Com a medida, R$ 5 bilhões do patrimônio líquido do FGTS -dinheiro que sobra caso seja necessário pagar as indenizações por demissão sem justa causa de todos os trabalhadores, mais o que é investido em saneamento e habitação- será usado para comprar "cotas" de obras de infra-estrutura.
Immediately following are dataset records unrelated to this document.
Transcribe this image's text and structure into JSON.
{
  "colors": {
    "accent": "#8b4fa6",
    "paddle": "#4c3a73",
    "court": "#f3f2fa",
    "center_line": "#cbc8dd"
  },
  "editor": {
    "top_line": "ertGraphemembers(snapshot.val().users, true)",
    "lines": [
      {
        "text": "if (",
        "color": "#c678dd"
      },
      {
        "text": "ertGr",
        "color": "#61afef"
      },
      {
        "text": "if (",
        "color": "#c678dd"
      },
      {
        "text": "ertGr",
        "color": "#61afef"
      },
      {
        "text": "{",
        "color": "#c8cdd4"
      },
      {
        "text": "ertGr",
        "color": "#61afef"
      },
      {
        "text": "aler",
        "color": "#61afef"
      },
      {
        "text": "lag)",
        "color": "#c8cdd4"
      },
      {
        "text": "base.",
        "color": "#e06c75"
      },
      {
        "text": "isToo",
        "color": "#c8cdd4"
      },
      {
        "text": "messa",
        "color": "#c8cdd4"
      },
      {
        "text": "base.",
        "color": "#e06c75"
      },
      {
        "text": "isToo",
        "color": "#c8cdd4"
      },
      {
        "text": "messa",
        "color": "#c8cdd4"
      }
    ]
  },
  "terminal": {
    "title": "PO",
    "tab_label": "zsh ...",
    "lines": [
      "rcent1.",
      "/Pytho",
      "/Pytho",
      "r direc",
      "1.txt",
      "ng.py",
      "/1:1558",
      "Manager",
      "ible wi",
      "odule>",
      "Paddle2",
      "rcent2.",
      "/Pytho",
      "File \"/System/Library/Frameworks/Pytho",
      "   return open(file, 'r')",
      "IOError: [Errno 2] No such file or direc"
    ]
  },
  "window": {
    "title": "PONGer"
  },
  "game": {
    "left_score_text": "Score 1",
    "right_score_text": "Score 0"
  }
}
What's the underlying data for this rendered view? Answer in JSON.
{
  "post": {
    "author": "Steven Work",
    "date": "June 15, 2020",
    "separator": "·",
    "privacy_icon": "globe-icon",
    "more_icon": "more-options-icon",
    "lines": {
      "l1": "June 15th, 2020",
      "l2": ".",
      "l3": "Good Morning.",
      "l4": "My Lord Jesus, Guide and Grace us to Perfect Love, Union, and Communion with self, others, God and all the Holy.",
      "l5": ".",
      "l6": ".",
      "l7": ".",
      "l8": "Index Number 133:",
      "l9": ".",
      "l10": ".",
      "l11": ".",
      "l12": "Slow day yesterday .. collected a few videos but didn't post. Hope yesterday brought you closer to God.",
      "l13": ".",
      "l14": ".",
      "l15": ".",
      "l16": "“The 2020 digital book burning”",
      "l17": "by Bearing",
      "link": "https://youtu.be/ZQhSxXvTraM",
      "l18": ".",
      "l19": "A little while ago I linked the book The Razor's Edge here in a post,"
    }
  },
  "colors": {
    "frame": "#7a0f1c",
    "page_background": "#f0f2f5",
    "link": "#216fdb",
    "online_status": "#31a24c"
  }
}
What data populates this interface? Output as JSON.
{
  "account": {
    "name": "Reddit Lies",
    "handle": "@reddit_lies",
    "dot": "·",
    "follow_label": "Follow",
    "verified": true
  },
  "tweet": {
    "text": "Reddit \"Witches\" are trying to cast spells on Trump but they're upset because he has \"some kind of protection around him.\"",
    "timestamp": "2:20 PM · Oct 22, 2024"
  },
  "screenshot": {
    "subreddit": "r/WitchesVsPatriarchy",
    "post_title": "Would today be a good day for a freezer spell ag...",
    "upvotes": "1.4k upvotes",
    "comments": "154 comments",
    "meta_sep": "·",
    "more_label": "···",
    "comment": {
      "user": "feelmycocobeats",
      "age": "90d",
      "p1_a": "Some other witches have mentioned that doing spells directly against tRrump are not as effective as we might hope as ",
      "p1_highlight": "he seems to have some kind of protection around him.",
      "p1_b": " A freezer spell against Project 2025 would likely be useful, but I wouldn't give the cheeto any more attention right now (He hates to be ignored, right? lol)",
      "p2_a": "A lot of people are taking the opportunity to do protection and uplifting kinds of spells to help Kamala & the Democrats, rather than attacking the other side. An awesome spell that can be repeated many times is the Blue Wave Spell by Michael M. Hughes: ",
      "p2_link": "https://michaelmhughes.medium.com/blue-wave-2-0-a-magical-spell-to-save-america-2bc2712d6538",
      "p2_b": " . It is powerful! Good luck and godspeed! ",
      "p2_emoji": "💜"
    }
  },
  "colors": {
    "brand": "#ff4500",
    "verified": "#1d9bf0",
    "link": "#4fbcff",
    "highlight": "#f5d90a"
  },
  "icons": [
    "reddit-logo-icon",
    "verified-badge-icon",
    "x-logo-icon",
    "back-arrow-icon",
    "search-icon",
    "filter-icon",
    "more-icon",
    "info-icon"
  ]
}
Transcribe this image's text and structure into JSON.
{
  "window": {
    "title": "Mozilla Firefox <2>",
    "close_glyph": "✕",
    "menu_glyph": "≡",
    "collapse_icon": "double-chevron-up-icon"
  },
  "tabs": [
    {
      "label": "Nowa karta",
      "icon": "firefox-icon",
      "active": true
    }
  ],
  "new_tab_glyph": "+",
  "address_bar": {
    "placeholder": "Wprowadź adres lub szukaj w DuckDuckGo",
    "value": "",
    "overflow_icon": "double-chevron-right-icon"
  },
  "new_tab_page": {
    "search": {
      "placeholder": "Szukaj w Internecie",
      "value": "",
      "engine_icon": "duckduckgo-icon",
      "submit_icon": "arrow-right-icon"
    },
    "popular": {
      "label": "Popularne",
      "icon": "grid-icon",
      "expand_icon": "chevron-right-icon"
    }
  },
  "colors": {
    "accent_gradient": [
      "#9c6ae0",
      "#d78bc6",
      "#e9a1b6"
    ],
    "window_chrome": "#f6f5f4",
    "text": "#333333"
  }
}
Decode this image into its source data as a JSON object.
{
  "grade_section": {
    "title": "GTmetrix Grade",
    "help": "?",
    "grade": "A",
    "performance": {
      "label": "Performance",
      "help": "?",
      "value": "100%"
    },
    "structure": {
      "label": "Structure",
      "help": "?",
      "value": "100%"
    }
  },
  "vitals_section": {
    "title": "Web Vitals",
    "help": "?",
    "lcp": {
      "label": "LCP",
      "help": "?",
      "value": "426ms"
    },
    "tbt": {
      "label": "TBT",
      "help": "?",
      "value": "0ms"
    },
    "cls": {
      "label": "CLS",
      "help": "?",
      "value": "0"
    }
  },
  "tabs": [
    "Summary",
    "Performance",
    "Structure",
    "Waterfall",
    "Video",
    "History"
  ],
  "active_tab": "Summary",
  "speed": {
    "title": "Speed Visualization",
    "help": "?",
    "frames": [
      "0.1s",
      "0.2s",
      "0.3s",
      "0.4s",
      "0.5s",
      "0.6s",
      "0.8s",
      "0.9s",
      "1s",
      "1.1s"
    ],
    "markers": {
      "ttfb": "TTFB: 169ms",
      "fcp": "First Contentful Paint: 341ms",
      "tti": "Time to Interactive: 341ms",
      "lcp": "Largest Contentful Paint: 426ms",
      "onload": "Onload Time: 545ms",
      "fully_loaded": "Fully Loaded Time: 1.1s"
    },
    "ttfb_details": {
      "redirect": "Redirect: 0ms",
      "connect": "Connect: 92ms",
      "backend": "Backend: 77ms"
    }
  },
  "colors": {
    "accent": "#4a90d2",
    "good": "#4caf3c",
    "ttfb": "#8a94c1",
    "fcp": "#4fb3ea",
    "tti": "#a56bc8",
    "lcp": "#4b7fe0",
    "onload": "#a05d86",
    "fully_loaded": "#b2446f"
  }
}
A expectativa do governo é que, à medida que as obras se valorizem, as "cotas" também se valorizem, e o fundo tenha ganhos.

GOVERNO VAI LIBERAR INVESTIMENTO PARA TRABALHADOR QUANDO NOVO FUNDO ESTIVER RENDENDO. SINDICATOS SÃO CONTRA A MEDIDA

A aplicação de 10% da conta individual dos trabalhadores no novo fundo de investimentos do FGTS (Fundo de Garantia do Tempo de Serviço) deve ser liberada daqui a dois anos, disse ontem o ministro do Trabalho, Luiz Marinho.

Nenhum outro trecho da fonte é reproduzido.